The NCERC cadre of personnel, in collaboration with Sandia National Laboratory and LLNL, teach a two-week classroom and hands-on nuclear criticality safety training class for criticality safety engineers and nuclear-material handlers.

Nuclear Emergency Response

Combining their expertise and nuclear material inventory, the NCERC staff is able to create assemblies used to develop, test, and validate emergency response equipment, methods, and diagnostic procedures. These assemblies are used to train emergency response teams.

Nonproliferation, Safeguards, and Arms Control

Part of the NCERC mission is to provide the technology to enable the Nation to respond to the threat of nuclear proliferation. These technologies provide the verification of declarations made by other nations concerning their nuclear material stewardship. Another key to countering the proliferation of nuclear weapons and terrorism is in developing and evaluating equipment for and training of law enforcement and first responder teams. Training objectives often require the use of a range of actual nuclear materials all in one location.

The ability to configure nuclear materials into mock-ups supports the development and validation of instruments and methods used in nuclear nonproliferation work.
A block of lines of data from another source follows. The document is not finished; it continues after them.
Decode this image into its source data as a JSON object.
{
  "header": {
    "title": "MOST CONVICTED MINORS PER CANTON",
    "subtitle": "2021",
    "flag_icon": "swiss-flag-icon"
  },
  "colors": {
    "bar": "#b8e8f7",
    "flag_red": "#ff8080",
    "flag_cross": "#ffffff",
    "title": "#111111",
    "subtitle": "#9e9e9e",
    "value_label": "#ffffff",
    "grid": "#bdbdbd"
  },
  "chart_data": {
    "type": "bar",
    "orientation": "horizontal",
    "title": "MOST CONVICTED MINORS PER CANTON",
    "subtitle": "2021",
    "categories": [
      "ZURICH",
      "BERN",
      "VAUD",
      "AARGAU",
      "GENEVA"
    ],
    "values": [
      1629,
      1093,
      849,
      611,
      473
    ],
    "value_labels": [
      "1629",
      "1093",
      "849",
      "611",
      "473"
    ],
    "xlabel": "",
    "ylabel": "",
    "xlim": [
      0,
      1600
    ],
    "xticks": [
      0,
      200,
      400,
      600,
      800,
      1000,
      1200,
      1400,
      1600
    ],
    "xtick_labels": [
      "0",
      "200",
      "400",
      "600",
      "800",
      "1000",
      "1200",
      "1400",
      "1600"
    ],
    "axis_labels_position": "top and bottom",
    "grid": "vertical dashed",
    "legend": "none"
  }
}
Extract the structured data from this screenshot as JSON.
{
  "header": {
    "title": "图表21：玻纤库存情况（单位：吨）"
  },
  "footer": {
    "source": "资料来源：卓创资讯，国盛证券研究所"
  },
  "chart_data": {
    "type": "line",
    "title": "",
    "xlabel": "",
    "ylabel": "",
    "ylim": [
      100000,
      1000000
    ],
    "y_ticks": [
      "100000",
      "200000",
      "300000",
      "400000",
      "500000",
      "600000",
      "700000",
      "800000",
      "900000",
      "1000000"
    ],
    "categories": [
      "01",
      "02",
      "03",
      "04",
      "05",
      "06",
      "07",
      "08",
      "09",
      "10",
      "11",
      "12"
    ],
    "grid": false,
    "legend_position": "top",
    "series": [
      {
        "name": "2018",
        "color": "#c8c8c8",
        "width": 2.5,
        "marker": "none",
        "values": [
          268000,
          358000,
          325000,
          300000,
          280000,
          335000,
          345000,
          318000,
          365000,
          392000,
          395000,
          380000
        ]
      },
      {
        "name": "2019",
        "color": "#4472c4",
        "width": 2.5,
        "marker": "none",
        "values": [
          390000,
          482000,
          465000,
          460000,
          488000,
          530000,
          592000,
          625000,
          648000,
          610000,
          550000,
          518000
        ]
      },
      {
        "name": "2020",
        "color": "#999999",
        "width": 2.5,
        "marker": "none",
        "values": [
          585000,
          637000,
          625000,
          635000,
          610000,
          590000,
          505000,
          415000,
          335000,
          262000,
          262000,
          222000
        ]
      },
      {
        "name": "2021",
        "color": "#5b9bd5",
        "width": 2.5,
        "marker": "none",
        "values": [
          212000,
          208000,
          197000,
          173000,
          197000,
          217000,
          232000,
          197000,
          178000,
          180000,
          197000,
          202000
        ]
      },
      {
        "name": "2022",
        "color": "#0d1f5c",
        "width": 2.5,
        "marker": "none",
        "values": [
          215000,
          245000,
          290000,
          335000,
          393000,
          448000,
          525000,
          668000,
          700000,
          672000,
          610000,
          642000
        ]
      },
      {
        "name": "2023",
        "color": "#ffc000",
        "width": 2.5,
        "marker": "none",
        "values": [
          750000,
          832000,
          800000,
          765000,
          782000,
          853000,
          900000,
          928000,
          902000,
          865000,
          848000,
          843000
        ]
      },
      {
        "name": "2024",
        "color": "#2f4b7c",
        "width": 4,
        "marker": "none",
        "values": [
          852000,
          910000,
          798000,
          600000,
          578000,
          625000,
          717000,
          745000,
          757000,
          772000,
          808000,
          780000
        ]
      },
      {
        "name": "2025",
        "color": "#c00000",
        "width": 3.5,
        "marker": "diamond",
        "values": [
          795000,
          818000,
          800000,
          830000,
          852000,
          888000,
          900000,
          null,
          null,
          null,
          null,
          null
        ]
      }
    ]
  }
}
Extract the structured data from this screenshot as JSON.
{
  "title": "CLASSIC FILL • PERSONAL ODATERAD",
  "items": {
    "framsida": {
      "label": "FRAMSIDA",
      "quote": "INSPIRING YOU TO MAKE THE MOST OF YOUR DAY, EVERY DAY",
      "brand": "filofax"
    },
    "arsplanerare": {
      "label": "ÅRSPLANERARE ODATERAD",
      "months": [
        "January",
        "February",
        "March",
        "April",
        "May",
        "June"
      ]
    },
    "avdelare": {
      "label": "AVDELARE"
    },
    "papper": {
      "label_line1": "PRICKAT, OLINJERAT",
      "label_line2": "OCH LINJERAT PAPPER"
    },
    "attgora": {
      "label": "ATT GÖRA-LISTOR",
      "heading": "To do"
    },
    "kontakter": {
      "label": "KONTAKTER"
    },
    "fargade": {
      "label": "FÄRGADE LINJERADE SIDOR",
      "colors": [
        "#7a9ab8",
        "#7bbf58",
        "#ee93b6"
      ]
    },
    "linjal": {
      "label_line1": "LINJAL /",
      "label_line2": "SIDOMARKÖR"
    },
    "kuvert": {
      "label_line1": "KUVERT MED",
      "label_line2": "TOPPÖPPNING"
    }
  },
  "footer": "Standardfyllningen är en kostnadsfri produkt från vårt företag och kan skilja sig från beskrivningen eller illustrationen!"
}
NCERC’s greatest resource is its expert staff with extensive hands-on professional experience in nuclear materials measurement instrumentation. The staff’s ability to communicate technical concepts and share expertise with peers, nontechnical colleagues, and students contributes to its success. This has fostered strong working relationships with other national laboratories, the DOE, other U.S. Government agencies, private industry, and international organizations.